YOUNG v. STATE, 98 Nev. 467 (1982)

653 P.2d 153

STEPHEN YOUNG, APPELLANT, v. THE STATE OF NEVADA, RESPONDENT.

No. 13174Supreme Court of Nevada.
November 10, 1982 Rehearing denied February 8, 1983

Appeal from judgment of conviction of robbery with the use of a deadly weapon, Second Judicial District Court, Washoe County; Roy L. Torvinen, Judge.

Page 468

William N. Dunseath, Public Defender, and Jane McKenna, Deputy Public Defender, Washoe County, for Appellant.

Richard H. Bryan, Attorney General, Carson City; Calvin R.X. Dunlap, District Attorney, Michael L. Mahaffey, Deputy District Attorney, Washoe County, for Respondent.

OPINION
Per Curiam:

This is an appeal from a conviction, upon a jury verdict, of robbery with a deadly weapon.

Several days before trial, appellant filed a written motion to represent himself at trial. The motion cited Faretta v. California, 422 U.S. 806 (1975), and was accompanied by the deputy public defender’s request to be relieved as counsel.

A hearing on the motion was held before trial. At the beginning of that hearing appellant’s counsel told the judge “Mr. Young desires to represent himself. . . .” When asked by the judge why this was so, appellant replied “I want to represent myself or get me an attorney I feel is suitable.”

The district judge, however, denied appellant’s motion concluding that, because appellant had alternatively requested substitute counsel, the waiver was not sufficiently unequivocal. The fact that the two motions were brought in the alternative does not automatically establish that the request to proceed in

Page 469

propria persona was not made voluntarily and knowingly. Cf.
Baker v. State, 97 Nev. 634, 637 P.2d 1217 (1981) (appellant’s request that his counsel be dismissed or, alternatively that he be allowed to represent himself, was timely).

During the trial, the issue arose as to whether appellant had adequately waived his rights under Miranda v. Arizona, 384 U.S. 436 (1966). In support of the state’s position that he had, the prosecutor called the deputy district attorney who had been present at the Faretta hearing. The deputy testified that at that hearing appellant “indicated just a general understanding of the charges and a desire to represent himself.” In argument, the prosecutor concurred, stating that the appellant “did satisfy the standards under Faretta to represent himself. He is an intelligent man. I think that is obvious to the court.”

We agree. A review of the transcript of the Faretta hearing establishes that when he asked to represent himself at trial the appellant was voluntarily and intelligently electing to exercise his unqualified right to do so under the Sixth Amendment. See
Faretta v. California, 422 U.S. 806 (1975).

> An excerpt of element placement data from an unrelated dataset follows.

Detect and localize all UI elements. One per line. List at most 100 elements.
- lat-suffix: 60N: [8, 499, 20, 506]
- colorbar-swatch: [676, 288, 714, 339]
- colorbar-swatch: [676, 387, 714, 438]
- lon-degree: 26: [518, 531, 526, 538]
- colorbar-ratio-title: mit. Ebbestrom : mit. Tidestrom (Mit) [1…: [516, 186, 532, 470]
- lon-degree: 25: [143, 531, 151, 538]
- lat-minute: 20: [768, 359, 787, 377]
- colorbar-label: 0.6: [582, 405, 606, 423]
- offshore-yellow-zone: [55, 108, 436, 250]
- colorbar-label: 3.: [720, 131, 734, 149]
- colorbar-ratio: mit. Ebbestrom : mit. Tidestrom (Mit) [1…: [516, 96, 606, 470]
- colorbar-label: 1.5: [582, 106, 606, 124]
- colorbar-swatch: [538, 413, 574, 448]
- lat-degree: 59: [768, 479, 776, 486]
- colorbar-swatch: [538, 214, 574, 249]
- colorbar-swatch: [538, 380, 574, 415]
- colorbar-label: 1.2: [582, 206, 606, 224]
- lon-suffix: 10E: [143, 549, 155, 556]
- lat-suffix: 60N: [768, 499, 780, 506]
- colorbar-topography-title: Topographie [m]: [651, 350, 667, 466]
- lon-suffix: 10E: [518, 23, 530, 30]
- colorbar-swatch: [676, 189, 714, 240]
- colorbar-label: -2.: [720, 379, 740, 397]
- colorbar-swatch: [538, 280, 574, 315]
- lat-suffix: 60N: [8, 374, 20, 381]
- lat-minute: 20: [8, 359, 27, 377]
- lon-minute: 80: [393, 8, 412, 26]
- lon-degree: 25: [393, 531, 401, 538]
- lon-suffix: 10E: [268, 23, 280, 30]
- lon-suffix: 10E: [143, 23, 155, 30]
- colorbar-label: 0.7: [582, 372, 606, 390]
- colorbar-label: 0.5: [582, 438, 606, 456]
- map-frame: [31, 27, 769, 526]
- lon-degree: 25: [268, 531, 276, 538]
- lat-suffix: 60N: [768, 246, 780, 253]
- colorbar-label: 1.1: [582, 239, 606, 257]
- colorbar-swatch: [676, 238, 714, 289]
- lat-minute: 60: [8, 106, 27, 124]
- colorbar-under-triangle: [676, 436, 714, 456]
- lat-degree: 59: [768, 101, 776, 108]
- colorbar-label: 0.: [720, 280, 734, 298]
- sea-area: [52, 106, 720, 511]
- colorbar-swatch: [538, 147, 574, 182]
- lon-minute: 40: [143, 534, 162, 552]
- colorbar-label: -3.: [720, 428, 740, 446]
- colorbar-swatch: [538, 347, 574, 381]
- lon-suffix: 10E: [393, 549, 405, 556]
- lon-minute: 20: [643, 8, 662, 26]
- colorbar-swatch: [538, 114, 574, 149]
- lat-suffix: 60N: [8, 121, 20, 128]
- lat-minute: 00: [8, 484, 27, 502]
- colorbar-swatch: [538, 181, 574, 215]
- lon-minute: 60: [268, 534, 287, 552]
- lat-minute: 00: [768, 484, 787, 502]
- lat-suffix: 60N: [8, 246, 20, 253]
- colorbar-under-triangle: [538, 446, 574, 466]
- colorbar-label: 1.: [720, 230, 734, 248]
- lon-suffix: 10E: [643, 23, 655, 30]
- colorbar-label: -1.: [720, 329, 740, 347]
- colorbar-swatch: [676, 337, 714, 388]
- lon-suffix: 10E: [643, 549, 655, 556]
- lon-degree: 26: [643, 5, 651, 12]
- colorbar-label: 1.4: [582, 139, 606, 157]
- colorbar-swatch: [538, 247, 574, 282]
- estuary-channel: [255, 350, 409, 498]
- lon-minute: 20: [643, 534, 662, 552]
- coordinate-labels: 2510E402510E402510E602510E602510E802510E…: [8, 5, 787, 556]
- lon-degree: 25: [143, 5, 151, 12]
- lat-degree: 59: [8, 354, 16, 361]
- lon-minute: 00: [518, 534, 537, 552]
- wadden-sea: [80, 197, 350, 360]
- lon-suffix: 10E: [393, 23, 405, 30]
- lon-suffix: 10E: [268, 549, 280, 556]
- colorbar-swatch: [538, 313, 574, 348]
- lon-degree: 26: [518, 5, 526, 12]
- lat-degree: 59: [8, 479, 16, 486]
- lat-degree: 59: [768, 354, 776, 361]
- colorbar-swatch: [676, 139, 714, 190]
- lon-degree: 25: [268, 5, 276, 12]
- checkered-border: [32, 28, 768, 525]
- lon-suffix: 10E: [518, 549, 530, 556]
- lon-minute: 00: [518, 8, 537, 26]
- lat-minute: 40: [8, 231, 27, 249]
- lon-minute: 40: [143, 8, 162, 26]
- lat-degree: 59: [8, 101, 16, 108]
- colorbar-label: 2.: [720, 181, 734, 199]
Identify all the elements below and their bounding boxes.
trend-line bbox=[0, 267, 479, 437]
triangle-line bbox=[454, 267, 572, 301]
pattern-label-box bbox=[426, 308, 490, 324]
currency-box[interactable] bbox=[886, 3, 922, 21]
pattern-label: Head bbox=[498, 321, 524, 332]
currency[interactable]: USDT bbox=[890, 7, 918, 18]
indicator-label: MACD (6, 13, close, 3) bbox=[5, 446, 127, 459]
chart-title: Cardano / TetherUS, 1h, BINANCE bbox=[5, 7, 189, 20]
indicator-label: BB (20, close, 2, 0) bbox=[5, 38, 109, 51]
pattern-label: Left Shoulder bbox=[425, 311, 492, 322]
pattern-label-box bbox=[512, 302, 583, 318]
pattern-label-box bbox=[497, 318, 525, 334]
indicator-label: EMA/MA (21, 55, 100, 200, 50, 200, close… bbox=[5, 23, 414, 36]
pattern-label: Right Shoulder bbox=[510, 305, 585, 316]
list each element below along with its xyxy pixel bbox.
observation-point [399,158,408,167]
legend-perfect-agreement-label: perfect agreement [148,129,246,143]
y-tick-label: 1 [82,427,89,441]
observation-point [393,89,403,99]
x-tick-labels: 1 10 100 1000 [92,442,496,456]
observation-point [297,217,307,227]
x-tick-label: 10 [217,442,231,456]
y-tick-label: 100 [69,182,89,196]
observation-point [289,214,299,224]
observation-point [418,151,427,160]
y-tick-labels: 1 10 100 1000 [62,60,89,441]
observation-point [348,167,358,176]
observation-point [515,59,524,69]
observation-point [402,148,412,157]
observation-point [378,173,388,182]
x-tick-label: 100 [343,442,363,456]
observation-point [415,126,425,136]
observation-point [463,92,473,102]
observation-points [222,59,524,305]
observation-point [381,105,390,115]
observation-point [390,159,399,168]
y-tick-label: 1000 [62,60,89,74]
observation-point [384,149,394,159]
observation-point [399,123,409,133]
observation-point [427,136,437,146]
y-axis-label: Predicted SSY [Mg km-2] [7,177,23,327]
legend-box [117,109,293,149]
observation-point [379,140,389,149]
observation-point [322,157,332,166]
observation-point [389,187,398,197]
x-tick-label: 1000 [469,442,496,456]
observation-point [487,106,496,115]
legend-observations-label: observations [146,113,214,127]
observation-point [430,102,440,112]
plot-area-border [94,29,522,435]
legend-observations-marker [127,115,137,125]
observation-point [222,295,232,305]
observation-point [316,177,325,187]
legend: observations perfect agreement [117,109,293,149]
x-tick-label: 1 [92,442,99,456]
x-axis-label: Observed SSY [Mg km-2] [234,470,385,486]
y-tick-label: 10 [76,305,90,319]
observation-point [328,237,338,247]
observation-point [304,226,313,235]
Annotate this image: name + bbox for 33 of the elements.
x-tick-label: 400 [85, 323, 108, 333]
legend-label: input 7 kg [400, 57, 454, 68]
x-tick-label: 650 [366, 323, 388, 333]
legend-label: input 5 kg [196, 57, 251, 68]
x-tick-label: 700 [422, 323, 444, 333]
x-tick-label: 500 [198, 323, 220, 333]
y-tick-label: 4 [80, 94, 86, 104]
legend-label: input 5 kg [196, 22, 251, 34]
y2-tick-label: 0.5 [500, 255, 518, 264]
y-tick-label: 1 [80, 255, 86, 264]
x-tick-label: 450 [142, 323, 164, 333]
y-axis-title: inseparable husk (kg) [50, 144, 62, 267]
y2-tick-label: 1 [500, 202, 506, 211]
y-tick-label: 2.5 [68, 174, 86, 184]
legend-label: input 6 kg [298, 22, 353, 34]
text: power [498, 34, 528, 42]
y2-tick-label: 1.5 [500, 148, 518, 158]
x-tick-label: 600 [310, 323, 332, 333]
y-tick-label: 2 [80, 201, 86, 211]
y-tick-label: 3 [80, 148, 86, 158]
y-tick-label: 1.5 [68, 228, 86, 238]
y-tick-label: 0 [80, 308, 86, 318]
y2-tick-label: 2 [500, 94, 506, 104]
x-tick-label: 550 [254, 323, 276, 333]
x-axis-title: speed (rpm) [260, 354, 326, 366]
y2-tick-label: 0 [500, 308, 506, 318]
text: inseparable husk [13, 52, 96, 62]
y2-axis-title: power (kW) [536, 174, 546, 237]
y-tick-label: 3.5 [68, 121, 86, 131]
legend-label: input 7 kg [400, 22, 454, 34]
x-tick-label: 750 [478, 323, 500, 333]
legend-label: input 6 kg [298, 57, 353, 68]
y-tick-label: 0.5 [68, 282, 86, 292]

The denial of Young’s motion to proceed in propria persona
was error and we must, therefore, reverse and remand for a new trial.[1]

Reversed and remanded.

[1] We note that the evidence against appellant was overwhelming. Nevertheless, we will not apply the doctrine of harmless error because of the Ninth Circuit’s opinion in Bittaker v. Enomoto, 587 F.2d 400 (9th Cir. 1978).